A TV channel funded by Kremlin will air a chat show hosted by the WikiLeaks founder Julian Assange, in an unlikely collaboration announced yesterday.
Russia Today, which broadcasts from Moscow in English, said that the programme will be written and hosted by Mr Assange, and will feature 10 guests who are "iconoclasts, visionaries and power insiders".
"The first episode will be in the middle of March," the channel's editor-in-chief, Margarita Simonyan, wrote on her Twitter feed yesterday. "Assange will record it while under house arrest. It will be amazing TV, I'm sure of it."
Working for a Kremlin channel does not seem like an obvious choice for Mr Assange, who has devoted his life to fighting governmental opacity, but Russia Today has made a name for itself as a strident critic of US policy.

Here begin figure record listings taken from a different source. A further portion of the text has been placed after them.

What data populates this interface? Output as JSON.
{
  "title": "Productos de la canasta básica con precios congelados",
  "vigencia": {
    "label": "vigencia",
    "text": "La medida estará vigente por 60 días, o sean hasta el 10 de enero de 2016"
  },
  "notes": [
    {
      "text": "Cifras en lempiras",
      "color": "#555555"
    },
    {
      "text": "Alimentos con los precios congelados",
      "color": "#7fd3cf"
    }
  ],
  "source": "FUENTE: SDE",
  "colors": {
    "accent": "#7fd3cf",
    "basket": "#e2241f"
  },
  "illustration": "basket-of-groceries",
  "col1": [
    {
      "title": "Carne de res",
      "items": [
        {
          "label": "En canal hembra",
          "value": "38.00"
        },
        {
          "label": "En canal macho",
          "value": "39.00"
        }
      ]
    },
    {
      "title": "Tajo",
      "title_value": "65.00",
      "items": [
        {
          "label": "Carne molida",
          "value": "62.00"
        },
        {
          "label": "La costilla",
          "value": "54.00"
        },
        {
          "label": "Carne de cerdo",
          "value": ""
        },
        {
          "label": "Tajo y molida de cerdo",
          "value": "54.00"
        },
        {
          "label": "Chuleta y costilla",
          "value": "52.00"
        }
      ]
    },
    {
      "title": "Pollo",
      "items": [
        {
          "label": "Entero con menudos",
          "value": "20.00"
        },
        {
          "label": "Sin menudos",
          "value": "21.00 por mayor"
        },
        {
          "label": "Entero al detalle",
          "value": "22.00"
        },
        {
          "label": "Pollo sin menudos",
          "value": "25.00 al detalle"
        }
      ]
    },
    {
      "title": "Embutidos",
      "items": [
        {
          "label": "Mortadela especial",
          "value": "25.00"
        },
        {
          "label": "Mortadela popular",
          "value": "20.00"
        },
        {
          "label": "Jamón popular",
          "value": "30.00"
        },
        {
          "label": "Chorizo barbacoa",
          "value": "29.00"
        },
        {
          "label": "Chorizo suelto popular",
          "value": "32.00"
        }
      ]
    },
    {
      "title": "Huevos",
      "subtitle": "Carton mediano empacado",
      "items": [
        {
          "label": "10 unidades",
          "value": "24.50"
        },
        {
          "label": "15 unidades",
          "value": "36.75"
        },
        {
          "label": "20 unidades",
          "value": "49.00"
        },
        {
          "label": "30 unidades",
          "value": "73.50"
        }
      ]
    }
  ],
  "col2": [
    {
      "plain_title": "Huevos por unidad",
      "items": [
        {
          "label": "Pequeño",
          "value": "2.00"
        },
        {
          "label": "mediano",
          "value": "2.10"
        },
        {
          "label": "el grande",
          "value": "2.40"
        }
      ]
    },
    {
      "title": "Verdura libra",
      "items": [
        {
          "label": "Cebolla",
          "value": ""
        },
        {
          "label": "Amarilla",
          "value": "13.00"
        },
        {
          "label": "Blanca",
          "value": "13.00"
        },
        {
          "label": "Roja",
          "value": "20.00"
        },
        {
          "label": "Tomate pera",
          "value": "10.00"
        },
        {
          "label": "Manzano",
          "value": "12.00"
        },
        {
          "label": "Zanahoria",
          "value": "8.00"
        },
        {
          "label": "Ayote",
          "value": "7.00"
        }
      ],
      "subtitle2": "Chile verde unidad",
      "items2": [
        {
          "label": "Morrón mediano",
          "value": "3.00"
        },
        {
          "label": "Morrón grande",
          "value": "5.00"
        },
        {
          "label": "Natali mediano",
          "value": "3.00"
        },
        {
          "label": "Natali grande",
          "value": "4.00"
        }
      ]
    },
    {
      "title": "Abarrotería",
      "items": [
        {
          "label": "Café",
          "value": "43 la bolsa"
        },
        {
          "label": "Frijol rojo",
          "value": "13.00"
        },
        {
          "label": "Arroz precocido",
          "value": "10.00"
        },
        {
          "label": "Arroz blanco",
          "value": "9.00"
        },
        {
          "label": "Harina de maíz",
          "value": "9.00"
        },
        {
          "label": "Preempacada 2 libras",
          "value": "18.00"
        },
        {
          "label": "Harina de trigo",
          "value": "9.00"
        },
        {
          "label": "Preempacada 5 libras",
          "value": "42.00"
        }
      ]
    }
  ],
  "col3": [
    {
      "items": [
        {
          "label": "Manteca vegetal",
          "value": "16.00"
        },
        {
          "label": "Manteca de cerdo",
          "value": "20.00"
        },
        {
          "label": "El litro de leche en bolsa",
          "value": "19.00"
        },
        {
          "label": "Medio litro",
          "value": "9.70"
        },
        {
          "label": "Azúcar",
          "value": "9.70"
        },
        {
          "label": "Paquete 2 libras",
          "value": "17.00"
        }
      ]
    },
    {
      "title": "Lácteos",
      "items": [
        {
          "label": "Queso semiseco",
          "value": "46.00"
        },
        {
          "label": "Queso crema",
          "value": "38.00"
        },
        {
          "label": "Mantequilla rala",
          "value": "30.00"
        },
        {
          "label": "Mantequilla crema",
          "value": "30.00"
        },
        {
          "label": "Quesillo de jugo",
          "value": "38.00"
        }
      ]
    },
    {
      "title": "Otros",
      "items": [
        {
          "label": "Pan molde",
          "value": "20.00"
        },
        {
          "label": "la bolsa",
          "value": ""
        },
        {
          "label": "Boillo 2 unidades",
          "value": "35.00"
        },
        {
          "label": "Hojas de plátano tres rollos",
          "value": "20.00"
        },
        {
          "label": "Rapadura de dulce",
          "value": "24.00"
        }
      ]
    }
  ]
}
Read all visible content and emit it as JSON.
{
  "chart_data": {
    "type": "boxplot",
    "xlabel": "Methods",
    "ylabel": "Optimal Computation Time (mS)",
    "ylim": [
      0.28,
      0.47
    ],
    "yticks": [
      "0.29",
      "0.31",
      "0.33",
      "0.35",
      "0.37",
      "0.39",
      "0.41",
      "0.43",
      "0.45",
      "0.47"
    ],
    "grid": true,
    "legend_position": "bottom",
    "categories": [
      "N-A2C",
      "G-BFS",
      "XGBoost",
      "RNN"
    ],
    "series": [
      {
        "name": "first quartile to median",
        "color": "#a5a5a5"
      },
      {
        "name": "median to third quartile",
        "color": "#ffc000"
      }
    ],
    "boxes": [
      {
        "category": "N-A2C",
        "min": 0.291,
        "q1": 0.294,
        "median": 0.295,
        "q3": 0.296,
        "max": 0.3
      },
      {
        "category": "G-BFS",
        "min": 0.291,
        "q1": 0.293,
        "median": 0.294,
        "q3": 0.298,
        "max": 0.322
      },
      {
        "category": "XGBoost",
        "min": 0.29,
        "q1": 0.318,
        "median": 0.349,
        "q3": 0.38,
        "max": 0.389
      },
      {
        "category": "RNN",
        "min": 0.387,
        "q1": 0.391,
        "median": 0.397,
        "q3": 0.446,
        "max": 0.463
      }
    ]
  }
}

"I think it's quite natural that his show will be on RT," said Nikolay Bogachikhin, one of the channel's executives. "RT always tries to go beyond, and see the other sides of any news story." In reality, however, this often means giving airtime to conspiracy theorists, including 9/11 "truthers" and those who believe the Arab Spring was planned and directed by the CIA.
Russia's official response to Wiki-Leaks has been varied. Before the cache of American diplomatic cables was released, an anonymous official from the country's security services threatened to silence the website for good.
But the revelations regarding Russia were fairly tame, and since then Moscow has defended Mr Assange. Russia Today has interviewed the WikiLeaks founder several times, and run many reports suggesting that Sweden's attempts to extradite him are politically motivated.
There was no indication yesterday of whom Mr Assange might choose to interview for his 10-part series, but it is a safe bet to assume that Alexei Navalny, perhaps the closest thing Russia has to its own Assange figure, will not be getting an invite. Mr Navalny, an anti-corruption blogger who has exposed crooked schemes in companies close to the Kremlin, has come in for particular disdain from the state-funded broadcaster.